Start Presto CLI with Workshop Schema.

./presto-cli --catalog iceberg_data --schema workshop

Create the Orders Table.

create table iceberg_data.workshop.orders as 
   select * from tpch.tiny.orders;
CREATE TABLE: 15000 rows

Use a Windowing function.

SELECT 
   orderkey, clerk, totalprice, 
   rank() OVER (PARTITION BY clerk ORDER BY totalprice DESC) AS rnk 
FROM 
   orders 
ORDER BY 
   clerk, rnk;

Try to write a window function to show the custkey, orderdate, totalprice and priororder. The output should look like this.

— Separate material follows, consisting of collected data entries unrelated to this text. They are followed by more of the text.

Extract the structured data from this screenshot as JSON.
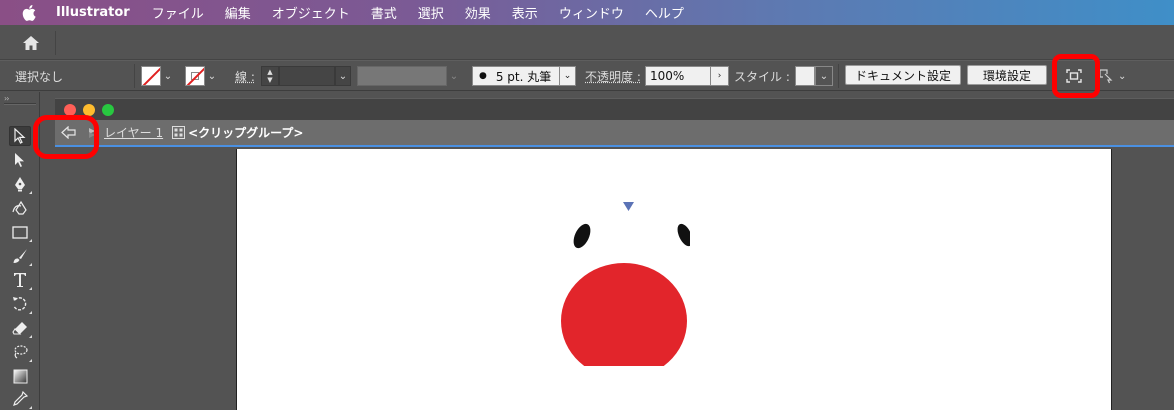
{
  "menubar": {
    "app_name": "Illustrator",
    "items": [
      "ファイル",
      "編集",
      "オブジェクト",
      "書式",
      "選択",
      "効果",
      "表示",
      "ウィンドウ",
      "ヘルプ"
    ]
  },
  "controlbar": {
    "selection_status": "選択なし",
    "stroke_label": "線 :",
    "brush_value": "5 pt. 丸筆",
    "opacity_label": "不透明度 :",
    "opacity_value": "100%",
    "style_label": "スタイル :",
    "document_setup": "ドキュメント設定",
    "preferences": "環境設定"
  },
  "isolation": {
    "layer": "レイヤー 1",
    "group": "<クリップグループ>"
  },
  "colors": {
    "highlight_ring": "#ff0000",
    "apple_red": "#e2252b",
    "isolation_border": "#4a90e2",
    "close": "#ff5f57",
    "minimize": "#febc2e",
    "zoom": "#28c840"
  },
  "icons": [
    "apple-icon",
    "home-icon",
    "back-arrow-icon",
    "layer-icon",
    "group-icon",
    "frame-icon",
    "arrange-icon",
    "selection-tool-icon",
    "direct-selection-tool-icon",
    "pen-tool-icon",
    "curvature-tool-icon",
    "rectangle-tool-icon",
    "paintbrush-tool-icon",
    "type-tool-icon",
    "rotate-tool-icon",
    "eraser-tool-icon",
    "lasso-tool-icon",
    "gradient-tool-icon",
    "eyedropper-tool-icon"
  ]
}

custkey | orderdate  | totalprice | priororder 
---------+------------+------------+------------
       1 | 1993-06-05 |  152411.41 | NULL       
       1 | 1993-08-13 |   83095.85 |  152411.41 
       1 | 1994-05-08 |   51134.82 |   83095.85 
       1 | 1995-10-29 |  165928.33 |   51134.82 
       1 | 1997-01-29 |  231040.44 |  165928.33 
       1 | 1997-03-04 |  270087.44 |  231040.44 
       1 | 1997-06-23 |  357345.46 |  270087.44 
       1 | 1997-11-18 |   28599.83 |  357345.46 
       1 | 1998-03-29 |   89230.03 |   28599.83 
       2 | 1993-02-19 |  170842.93 |   89230.03 
       2 | 1993-05-03 |  154867.09 |  170842.93 
       2 | 1993-09-30 |   143707.7 |  154867.09 
       2 | 1994-08-15 |  116247.57 |   143707.7 
       2 | 1994-12-29 |   45657.87 |  116247.57 
       2 | 1996-03-04 |   181875.6 |   45657.87 

Prepared statements

Save a query as a prepared statement.

prepare 
   customer_by_segment
from 
   select * from customer where mktsegment=?;

Execute prepared statement using parameters.

execute customer_by_segment using 'FURNITURE';

Note: This is only valid for the active session. Quit Presto.